From spark's document, I know I can load from a libsvm-formatted
dataset from file.
However, I want to run codes in a remote spark cluster, so I hard coded the iris dataset into my code, and I want to directly load from this String object.
However, when looking into the DataFrameReader object, I find there is no API which supports direct loading dataset from String
.
I tried this way-
val irisData =
"""
|"sepal_length","sepal_width","petal_length","petal_width","label"
|5.1,3.5,1.4,0.2,Iris-setosa
|4.9,3.0,1.4,0.2,Iris-setosa
|4.7,3.2,1.3,0.2,Iris-setosa
|4.6,3.1,1.5,0.2,Iris-setosa
""".stripMargin
println(irisData)
"sepal_length","sepal_width","petal_length","petal_width","label"
5.1,3.5,1.4,0.2,Iris-setosa
4.9,3.0,1.4,0.2,Iris-setosa
4.7,3.2,1.3,0.2,Iris-setosa
4.6,3.1,1.5,0.2,Iris-setosa
val stringDS = spark.createDataset(irisData.split("\n"))(Encoders.STRING)

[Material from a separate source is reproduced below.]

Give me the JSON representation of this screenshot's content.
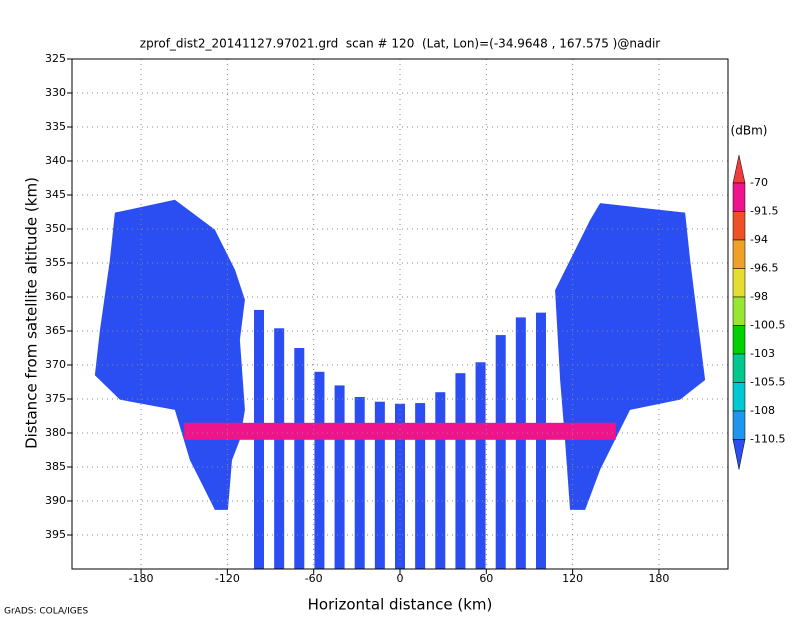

val irisDatasetDF = spark.read
.option("inferSchema", "true")
.option("header", "true")
.csv(stringDS)
irisDatasetDF.show(false)
+------------+-----------+------------+-----------+-----------+
|sepal_length|sepal_width|petal_length|petal_width|label |
+------------+-----------+------------+-----------+-----------+
|5.1 |3.5 |1.4 |0.2 |Iris-setosa|
|4.9 |3.0 |1.4 |0.2 |Iris-setosa|
|4.7 |3.2 |1.3 |0.2 |Iris-setosa|
|4.6 |3.1 |1.5 |0.2 |Iris-setosa|
+------------+-----------+------------+-----------+-----------+